Anecdotes are always a risky basis upon which to infer a trend. So take the following observations with a grain of salt. That said: GM has observed that over the past six months two different homes on his block have sold for north of $1 million in all-cash deals to parents who intend the homes for their Georgetown University student children.
This would appear really to be two different (possible) trends coming together: the rise of all-cash deals and the rise in parents buying housing for their student children. The first one is definitely happening. With supply not remotely meeting demand, buyers have had to make all-cash offers if they can. This advantages the seller since it leads to quick closings with no pesky banks demanding appraisals.
To the average person, this is a striking and alarming trend. It puts buyers who don’t sit on a huge pile of money at a great disadvantage, even when they can afford the house. And it is all the more striking and alarming when that very real trend plays out with parents buying housing for their children.
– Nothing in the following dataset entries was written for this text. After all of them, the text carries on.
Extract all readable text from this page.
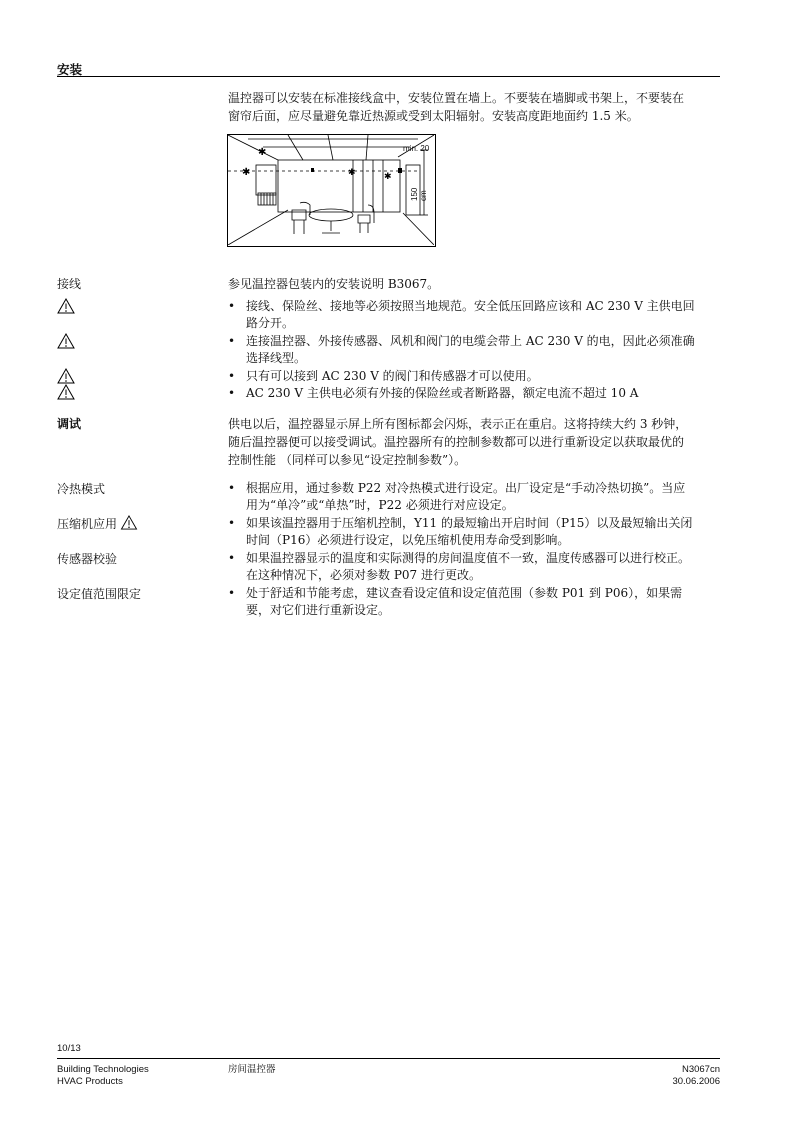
安装
温控器可以安装在标准接线盒中，安装位置在墙上。不要装在墙脚或书架上，不要装在
窗帘后面，应尽量避免靠近热源或受到太阳辐射。安装高度距地面约 1.5 米。
✱
✱
✱	✱
min. 20
150 cm
接线	参见温控器包装内的安装说明 B3067。
• 接线、保险丝、接地等必须按照当地规范。安全低压回路应该和 AC 230 V 主供电回
路分开。
• 连接温控器、外接传感器、风机和阀门的电缆会带上 AC 230 V 的电，因此必须准确
选择线型。
• 只有可以接到 AC 230 V 的阀门和传感器才可以使用。
• AC 230 V 主供电必须有外接的保险丝或者断路器，额定电流不超过 10 A
调试	供电以后，温控器显示屏上所有图标都会闪烁，表示正在重启。这将持续大约 3 秒钟，
随后温控器便可以接受调试。温控器所有的控制参数都可以进行重新设定以获取最优的
控制性能 （同样可以参见“设定控制参数”）。
冷热模式	• 根据应用，通过参数 P22 对冷热模式进行设定。出厂设定是“手动冷热切换”。当应
用为“单冷”或“单热”时，P22 必须进行对应设定。
压缩机应用	• 如果该温控器用于压缩机控制，Y11 的最短输出开启时间（P15）以及最短输出关闭
时间（P16）必须进行设定，以免压缩机使用寿命受到影响。
传感器校验	• 如果温控器显示的温度和实际测得的房间温度值不一致，温度传感器可以进行校正。
在这种情况下，必须对参数 P07 进行更改。
设定值范围限定	• 处于舒适和节能考虑，建议查看设定值和设定值范围（参数 P01 到 P06），如果需
要，对它们进行重新设定。
10/13
Building Technologies
HVAC Products
房间温控器	N3067cn
30.06.2006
It should be said that parents buying housing for their Georgetown University students is hardly a new phenomenon. Famously in 2006 Brian O’Neill bought a house on 35th St. for his son. And his eight friends. When neighbors objected to the noise and the fact that zoning prohibits so many unrelated people living together, the students declared that they were ‘The Apostles of O’Neill’, a religious community. (Religious communities are allowed to have up to 15 unrelated people living together). They lost. But the son of the father who bought the house remained.
The likely reasoning for parents buying houses for their children is that it at least allows the parents to make a little money instead of just sending money to a landlord for a couple years. In the Apostles of O’Neill case, however, this didn’t quite work out that way. O’Neill paid $2.4 million for the house in 2006 and sold it for $2.2 million in 2010 after years of listing and re-listing the property. (The younger O’Neill graduated in 2008). It would appear that O’Neill ended up “paying” over $200,000 (plus transaction costs) to house his son for two years.
But that may have just been spectacularly bad timing, what with the Great Recession and all. Nowadays it seems as if prices will keep spiking for a while. And rich people are always looking for places to stash their cash with good yields.
And there is certainly an advantage to housing your children in buildings that haven’t been used for off-campus housing. And there’s also an advantage to not having to deal with (an often negligent) landlord at all. So even if it’s not a money-gaining proposition, it has benefits to parent and child alike.
But this leaves the delicate question: What about the neighbors? The thing about off-campus housing that has been rented out for years is that non-students can generally know that ahead of time when they choose to move in next door. But off-campus housing can also move in next to you. And even high prices are not a deterrent. In fact they may be an incentive, in terms of getting more return on investment for the parents.
The answer to “what about the neighbors?” is likely “tough cookies”. Or in the case of one house on GM’s block: when the seller expressed a hope that the students getting their house wouldn’t throw parties, the buying parent said “well, call the cops then.”
Living in Georgetown (especially west Georgetown) has always involved some town-gown friction. And the situation has much improved after the adoption of a new campus plan in 2012. But friction still remains. And extremely rich parents splashing their cash around will almost certainly increase that friction.